Google subtracts MathML from Chrome, and anger multiplies - denzil_correa
http://news.cnet.com/8301-1023_3-57610854-93/google-subtracts-mathml-from-chrome-and-anger-multiplies/

======
cbhl
I really don't understand the hubbub at all.

MathML is _really_ verbose to write.
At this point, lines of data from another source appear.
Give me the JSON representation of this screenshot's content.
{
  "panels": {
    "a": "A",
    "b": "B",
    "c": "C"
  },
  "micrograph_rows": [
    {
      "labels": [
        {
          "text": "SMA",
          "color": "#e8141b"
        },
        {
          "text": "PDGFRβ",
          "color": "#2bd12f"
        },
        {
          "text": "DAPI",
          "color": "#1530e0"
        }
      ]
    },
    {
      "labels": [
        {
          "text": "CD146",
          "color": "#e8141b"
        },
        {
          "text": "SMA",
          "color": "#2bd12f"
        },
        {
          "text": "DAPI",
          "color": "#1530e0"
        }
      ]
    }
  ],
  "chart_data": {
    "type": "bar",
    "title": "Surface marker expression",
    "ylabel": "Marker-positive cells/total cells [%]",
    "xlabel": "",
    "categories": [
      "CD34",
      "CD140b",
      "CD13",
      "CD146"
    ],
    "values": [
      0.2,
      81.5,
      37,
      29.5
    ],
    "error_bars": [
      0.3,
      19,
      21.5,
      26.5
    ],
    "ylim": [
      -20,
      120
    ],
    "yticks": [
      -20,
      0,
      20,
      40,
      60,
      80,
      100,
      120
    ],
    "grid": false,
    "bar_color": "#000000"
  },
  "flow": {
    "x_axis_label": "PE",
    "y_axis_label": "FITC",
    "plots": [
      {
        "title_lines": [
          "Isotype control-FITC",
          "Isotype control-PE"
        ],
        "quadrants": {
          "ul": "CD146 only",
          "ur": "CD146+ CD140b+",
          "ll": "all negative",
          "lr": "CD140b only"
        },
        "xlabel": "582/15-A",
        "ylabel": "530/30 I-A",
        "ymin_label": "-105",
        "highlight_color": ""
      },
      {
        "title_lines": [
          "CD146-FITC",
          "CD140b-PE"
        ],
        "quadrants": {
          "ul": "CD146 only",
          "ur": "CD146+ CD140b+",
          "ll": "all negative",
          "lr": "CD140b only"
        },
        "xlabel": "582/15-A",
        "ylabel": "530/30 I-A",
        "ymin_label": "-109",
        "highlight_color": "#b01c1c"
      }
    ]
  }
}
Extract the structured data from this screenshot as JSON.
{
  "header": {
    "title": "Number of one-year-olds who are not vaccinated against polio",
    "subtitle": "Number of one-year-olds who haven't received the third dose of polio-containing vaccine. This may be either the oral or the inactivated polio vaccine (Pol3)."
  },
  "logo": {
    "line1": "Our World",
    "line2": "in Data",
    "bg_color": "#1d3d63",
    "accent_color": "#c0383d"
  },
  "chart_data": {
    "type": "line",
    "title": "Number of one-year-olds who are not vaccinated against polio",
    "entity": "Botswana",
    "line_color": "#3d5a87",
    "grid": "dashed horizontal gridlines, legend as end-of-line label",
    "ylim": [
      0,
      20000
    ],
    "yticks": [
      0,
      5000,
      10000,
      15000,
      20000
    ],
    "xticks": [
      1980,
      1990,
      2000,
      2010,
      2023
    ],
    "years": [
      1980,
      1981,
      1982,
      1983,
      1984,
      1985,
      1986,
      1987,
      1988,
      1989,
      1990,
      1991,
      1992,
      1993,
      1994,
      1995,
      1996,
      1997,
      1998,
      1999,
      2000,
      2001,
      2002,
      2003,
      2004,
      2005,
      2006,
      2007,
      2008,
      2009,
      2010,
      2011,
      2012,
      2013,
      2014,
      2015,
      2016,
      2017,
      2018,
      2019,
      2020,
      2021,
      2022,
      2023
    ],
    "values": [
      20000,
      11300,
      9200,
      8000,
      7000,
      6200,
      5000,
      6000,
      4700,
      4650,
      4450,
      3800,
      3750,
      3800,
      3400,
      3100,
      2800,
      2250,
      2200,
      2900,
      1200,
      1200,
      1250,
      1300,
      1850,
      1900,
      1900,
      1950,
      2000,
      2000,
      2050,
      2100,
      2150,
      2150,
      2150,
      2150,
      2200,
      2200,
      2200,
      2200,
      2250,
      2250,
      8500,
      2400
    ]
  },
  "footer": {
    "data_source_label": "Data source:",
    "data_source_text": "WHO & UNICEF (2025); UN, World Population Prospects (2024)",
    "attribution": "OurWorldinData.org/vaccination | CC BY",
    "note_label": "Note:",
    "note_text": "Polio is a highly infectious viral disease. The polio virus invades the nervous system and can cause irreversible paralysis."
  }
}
For example, the quadratic formula:

    
    
        <math display='block'><mrow><mi>x</mi><mo>=</mo><mfrac><mrow><mo>&#x2212;</mo><mi>b</mi><mo>&#x00B1;</mo><msqrt><mrow><msup><mi>b</mi><mn>2</mn></msup><mo>&#x2212;</mo><mn>4</mn><mi>a</mi><mi>c</mi></mrow></msqrt></mrow><mrow><mn>2</mn><mi>a</mi></mrow></mfrac></mrow></math>
    

If I write the same equation using TeX-style math (which much of academia
already uses when writing equations to be typeset in LaTeX):

    
    
        x = \frac{-b \pm \sqrt{b^2 - 4ac}}{2a}
    

I don't think the average user runs into MathML enough to justify a fully-
native implementation.

If you do insist on writing MathML, MathJax supports rendering equations
written in both formats, and you can always bundle a copy of it with your page
if you're worried about it working offline.